Everything around me was surreal. It was perfect. I wouldn’t have been surprised if I saw a group of animals, wearing clothes, and having a tea party. I felt it was all but a dream. The smell of chillies burnt the tip of my nose. The whiff of ginger, garlic and potato peeled off the outside skin of my sneezing nose. The mouth-watering aroma of fresh dates tickled the inside hairs of my petite nose. It was like sitting in the food market of paradise. My eyes deceived me, as I took a look at the tulip-red dates, sitting in a box right in front of me. The scrumptious fruit looked so delicious. I picked it up from the sack. It felt as soft as silk; I put it into my mouth and chewed slowly, it tasted heavenly. This was the greatest thing I had ever ingested. This was more luxurious than a million boxes of Cadburys ‘Milk Tray’. The juice of the fruit trickled down my moist tongue as slow as an ancient tortoise.

I clapped my tired miniature eyes on a cup, which sat on an old oak Victorian table beside the box. I gulped the liquid inside it down in three sips. This drink was as white as milk and as sweet as honey. The atmosphere was loud. People rushed from one end of the mosque to the other. They all embraced their family and friends, upon flashing their first glance at them. There I saw, rushing children towards the immaculate monument. All the men around me had shaved heads, and looked like Gandhi, in their Ihraams (white sheets of wool – worn by pilgrims only).

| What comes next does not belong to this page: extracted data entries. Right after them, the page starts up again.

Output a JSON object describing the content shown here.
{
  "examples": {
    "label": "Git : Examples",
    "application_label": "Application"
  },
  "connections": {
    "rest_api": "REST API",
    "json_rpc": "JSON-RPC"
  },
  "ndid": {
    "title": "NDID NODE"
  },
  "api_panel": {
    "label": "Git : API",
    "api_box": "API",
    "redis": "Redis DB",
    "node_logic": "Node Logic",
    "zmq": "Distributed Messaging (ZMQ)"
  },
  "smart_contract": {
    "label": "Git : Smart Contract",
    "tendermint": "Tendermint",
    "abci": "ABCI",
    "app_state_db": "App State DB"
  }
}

Every man in the universe was dressed in a long milky white dress. It seemed like an endless sky, packed with cumulus clouds, all erect, side by side with tanned arms and legs sticking out of them.

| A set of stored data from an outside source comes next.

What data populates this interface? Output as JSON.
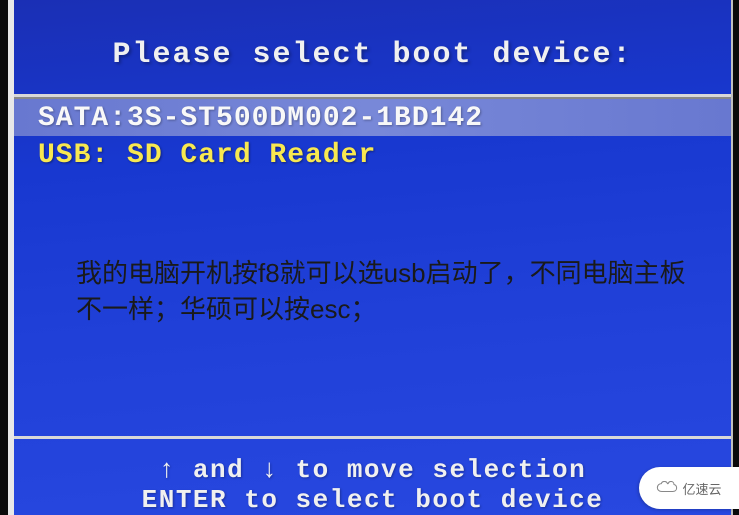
{
  "bios": {
    "title": "Please select boot device:",
    "devices": [
      {
        "label": "SATA:3S-ST500DM002-1BD142",
        "selected": true
      },
      {
        "label": "USB: SD Card Reader",
        "selected": false
      }
    ],
    "footer": {
      "line1": "↑ and ↓ to move selection",
      "line2": "ENTER to select boot device"
    }
  },
  "overlay": {
    "text": "我的电脑开机按f8就可以选usb启动了，不同电脑主板不一样；华硕可以按esc；"
  },
  "watermark": {
    "text": "亿速云"
  }
}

It was at this point that I had clapped my eyes on a crying child. He must have been at the tender age of maybe three or four. The babe’s sad face turned to an even sadder image as tears leaked from his face. The infant placed his tiny hands in his silk dress pocket and took out a tissue. The minor wiped his large green eyes and his fear-filled white cheeks. The tears came rushing out like gushing water from a hosepipe. He cried “Mother, mother”. The nipper strolled around, shouting. The toddler had to catch sight of his mother amongst two million giants. The youngster eventually gave up and fell to the backbreaking marble floor. The nursling placed his microscopic head in between his two diminutive but chubby legs and cried. He had lost his precious mother for the rest of eternity. My eyes damped upon the sight of this most unfortunate child. I approached the child drying my eyes as I advance towards him. I took his soft hand and struggled, to comfort him.

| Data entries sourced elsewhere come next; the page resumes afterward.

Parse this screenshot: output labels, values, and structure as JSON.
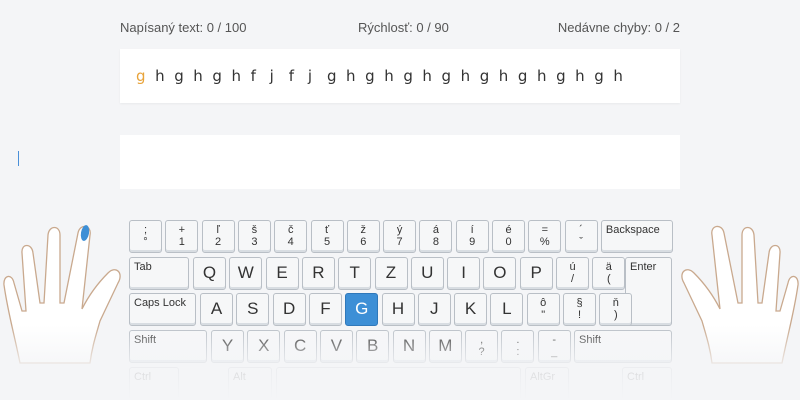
{
  "stats": {
    "typed": "Napísaný text: 0 / 100",
    "speed": "Rýchlosť: 0 / 90",
    "errors": "Nedávne chyby: 0 / 2"
  },
  "target_text": [
    "g",
    "h",
    "g",
    "h",
    "g",
    "h",
    "f",
    "j",
    "f",
    "j",
    "g",
    "h",
    "g",
    "h",
    "g",
    "h",
    "g",
    "h",
    "g",
    "h",
    "g",
    "h",
    "g",
    "h",
    "g",
    "h"
  ],
  "current_index": 0,
  "input": {
    "value": ""
  },
  "keyboard": {
    "row1": [
      {
        "top": ";",
        "bottom": "°"
      },
      {
        "top": "+",
        "bottom": "1"
      },
      {
        "top": "ľ",
        "bottom": "2"
      },
      {
        "top": "š",
        "bottom": "3"
      },
      {
        "top": "č",
        "bottom": "4"
      },
      {
        "top": "ť",
        "bottom": "5"
      },
      {
        "top": "ž",
        "bottom": "6"
      },
      {
        "top": "ý",
        "bottom": "7"
      },
      {
        "top": "á",
        "bottom": "8"
      },
      {
        "top": "í",
        "bottom": "9"
      },
      {
        "top": "é",
        "bottom": "0"
      },
      {
        "top": "=",
        "bottom": "%"
      },
      {
        "top": "´",
        "bottom": "ˇ"
      }
    ],
    "backspace": "Backspace",
    "tab": "Tab",
    "row2": [
      "Q",
      "W",
      "E",
      "R",
      "T",
      "Z",
      "U",
      "I",
      "O",
      "P"
    ],
    "row2_sym": [
      {
        "top": "ú",
        "bottom": "/"
      },
      {
        "top": "ä",
        "bottom": "("
      }
    ],
    "enter": "Enter",
    "caps": "Caps Lock",
    "row3": [
      "A",
      "S",
      "D",
      "F",
      "G",
      "H",
      "J",
      "K",
      "L"
    ],
    "row3_sym": [
      {
        "top": "ô",
        "bottom": "\""
      },
      {
        "top": "§",
        "bottom": "!"
      },
      {
        "top": "ň",
        "bottom": ")"
      }
    ],
    "shift_left": "Shift",
    "row4": [
      "Y",
      "X",
      "C",
      "V",
      "B",
      "N",
      "M"
    ],
    "row4_sym": [
      {
        "top": ",",
        "bottom": "?"
      },
      {
        "top": ".",
        "bottom": ":"
      },
      {
        "top": "-",
        "bottom": "_"
      }
    ],
    "shift_right": "Shift",
    "ctrl_left": "Ctrl",
    "alt_left": "Alt",
    "altgr": "AltGr",
    "ctrl_right": "Ctrl",
    "active_key": "G"
  }
}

I heard sonorous footsteps approaching me. I feasted my eyes up and received a big fat slap across the face. The attacker was a very short woman. She began exclaiming swears to me in the Arabic language. What had I performed to deserve this? The slap was as damaging as being swung across the face by a golf club, by Tiger Woods. She grasped the child into her arms and pampered it. I became furious inside but for the child’s sake did not portray my exasperation. The child explained to his dear mother, what event took place, and that I was just trying to help. The thought that glided around in my head, was that she should not have jumped to any conclusions. She should not have judged me by face value. The lesson I learnt from this is do not to judge a book its cover.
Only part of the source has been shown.